Tuesday, October 14, 2008

Theology of the Body, Part 7

This post represents a re-taking up of my Theology of the Body series from three years ago. The focus of the series is the "theology of the body" espoused by the late Pope John Paul II, as described in Christopher West's book Theology of the Body for Beginners.

In previous installments, I indicated how conflicted I was about what I'll abbreviate as TOB. On the one hand, I felt deeply drawn to it; on the other, repelled by it as a sure way to drive a wedge between true believers and everyone else.

The basic idea of TOB is that there is really nothing more fundamental, in terms of our life in this world, than sex in all its ramifications, and therefore nothing more capable of serving as the taproot of sin than sex. When our original desire to share ourselves fully with one another, man-to-woman and woman-to-man, was perverted into lust, it became our "original sin." Christ's death on a cross and resurrection to life everlasting have redeemed that sin and all its follow-on transgressions fully, assuring us of a place in heaven, but we have to appropriate that redemption willingly, and at some great difficulty, in this life.

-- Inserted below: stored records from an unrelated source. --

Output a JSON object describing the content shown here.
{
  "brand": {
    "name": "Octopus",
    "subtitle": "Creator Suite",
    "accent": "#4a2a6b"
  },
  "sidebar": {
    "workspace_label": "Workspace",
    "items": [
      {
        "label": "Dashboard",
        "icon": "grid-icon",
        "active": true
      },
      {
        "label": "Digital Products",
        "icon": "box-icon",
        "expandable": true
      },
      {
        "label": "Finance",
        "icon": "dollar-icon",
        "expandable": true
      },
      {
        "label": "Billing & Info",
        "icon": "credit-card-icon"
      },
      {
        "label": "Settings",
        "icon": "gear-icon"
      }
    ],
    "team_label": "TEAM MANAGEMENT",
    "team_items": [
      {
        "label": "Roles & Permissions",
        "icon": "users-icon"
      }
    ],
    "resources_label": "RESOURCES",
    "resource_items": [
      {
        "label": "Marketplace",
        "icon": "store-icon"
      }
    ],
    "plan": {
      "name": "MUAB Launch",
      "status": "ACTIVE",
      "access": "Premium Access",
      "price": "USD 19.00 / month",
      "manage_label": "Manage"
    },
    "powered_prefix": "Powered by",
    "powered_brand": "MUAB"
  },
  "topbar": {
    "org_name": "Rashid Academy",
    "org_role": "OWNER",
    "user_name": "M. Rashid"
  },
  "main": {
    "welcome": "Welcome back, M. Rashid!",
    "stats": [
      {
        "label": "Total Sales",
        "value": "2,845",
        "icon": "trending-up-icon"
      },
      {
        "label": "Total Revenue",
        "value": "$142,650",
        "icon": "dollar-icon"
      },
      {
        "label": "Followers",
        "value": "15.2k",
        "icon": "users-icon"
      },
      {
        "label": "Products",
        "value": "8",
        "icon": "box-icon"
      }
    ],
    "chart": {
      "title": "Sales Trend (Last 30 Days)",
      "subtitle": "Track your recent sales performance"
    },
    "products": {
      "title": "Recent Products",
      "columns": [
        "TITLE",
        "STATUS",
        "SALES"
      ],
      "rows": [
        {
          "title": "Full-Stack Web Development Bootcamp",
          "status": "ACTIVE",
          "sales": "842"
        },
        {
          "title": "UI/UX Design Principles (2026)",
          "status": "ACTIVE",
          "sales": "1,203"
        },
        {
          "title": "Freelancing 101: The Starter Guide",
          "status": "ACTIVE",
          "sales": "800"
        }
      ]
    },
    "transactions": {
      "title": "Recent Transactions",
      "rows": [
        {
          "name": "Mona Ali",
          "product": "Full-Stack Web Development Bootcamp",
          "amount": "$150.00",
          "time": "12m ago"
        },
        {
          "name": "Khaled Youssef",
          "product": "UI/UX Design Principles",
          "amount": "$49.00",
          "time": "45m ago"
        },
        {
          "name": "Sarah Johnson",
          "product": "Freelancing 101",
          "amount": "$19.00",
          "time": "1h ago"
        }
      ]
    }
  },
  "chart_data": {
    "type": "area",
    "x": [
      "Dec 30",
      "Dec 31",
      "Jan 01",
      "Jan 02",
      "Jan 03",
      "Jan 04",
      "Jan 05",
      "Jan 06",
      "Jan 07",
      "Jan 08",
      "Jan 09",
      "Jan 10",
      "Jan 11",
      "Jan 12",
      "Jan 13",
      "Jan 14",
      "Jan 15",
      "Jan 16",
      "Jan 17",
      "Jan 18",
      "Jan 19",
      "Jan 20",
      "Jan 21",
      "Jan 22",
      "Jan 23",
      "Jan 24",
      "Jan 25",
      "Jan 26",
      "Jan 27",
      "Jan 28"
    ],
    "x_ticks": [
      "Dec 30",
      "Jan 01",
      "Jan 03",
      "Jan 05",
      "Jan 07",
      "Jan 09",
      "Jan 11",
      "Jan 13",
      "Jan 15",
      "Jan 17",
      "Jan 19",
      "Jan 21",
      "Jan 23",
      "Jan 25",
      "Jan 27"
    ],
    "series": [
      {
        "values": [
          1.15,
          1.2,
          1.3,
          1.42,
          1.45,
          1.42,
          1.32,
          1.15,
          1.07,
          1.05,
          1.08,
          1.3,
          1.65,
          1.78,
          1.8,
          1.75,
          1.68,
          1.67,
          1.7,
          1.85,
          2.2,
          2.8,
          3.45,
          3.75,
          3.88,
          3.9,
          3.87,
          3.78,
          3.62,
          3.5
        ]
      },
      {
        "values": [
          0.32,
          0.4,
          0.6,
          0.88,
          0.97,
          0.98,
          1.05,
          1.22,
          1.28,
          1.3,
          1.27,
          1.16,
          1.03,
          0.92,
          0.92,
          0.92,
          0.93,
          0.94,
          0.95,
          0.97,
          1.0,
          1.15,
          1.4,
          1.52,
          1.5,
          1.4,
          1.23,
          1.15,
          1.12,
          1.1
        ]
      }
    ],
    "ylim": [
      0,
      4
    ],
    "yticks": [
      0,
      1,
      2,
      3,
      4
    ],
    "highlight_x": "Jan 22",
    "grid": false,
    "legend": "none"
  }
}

The theology of the body, laid out by John Paul II in a series of talks early in his pontificate, is a discourse in how we do that.


Herein, rather than try to lay out the entire complex subject in one blog post, I'd like to try to relate the Holy Father's theology of the body to Jungian psychology.

In my long recent series on Jungian Wholeness and its Addressing the Anima subset, I discussed Jung's ideas about the hidden powers of the unconscious mind: the archetypes, including the Shadow, the Anima, and the Self. The Shadow, I said, betokens the repository of aspects of the psyche that we don't like about ourselves. We don't particularly want to see our sexual avidity as "lust," for instance, so we park "lust" in the unconscious depths, where it becomes part of the Shadow complex.

Jung held that deeper than the Shadow in men lies the archetype called the Anima (the Animus in women). As a feminine component in a masculine personality, the Anima represents a man's ideal for members of the opposite sex. The Animus in women, as a masculine component in a feminine soul, does the same in return. True psychic health demands that at some point the Anima/Animus should be confronted, internally and consciously, but even before that happens, the Anima/Animus typically gets projected outward on a member of the other sex. As a result, we fall in love.

The way we treat our Anima/Animus figure, once we have done so, is intended to be the opposite of lust.

If the healthy sexual desire we have for our beloved turns to lust, or gets smothered by the lust we have for other women or men, we lose the ability to "address the Anima." But addressing the Anima allows "her" (or "him," as the Animus in women is referred to) to guide us in our ultimate search for the Self.

The Self is the one archetype which can unify the psyche. It has a number of aspects which I discussed in earlier posts, including the capability of being symbolized as a Christian cross. For purposes of this post, the Self represents the imago Dei, the "image of God" within us.

Stripped of excess detail, we need to move from being slave to the Shadow (lust) to full expression of the "better angels of our nature" when we address the Anima, either in the guise of our beloved spouse or internally and consciously. That leads us onward to some sort of union with God.

So the Jungian scheme of things would seem to be consistent with John Paul II's theology of the body!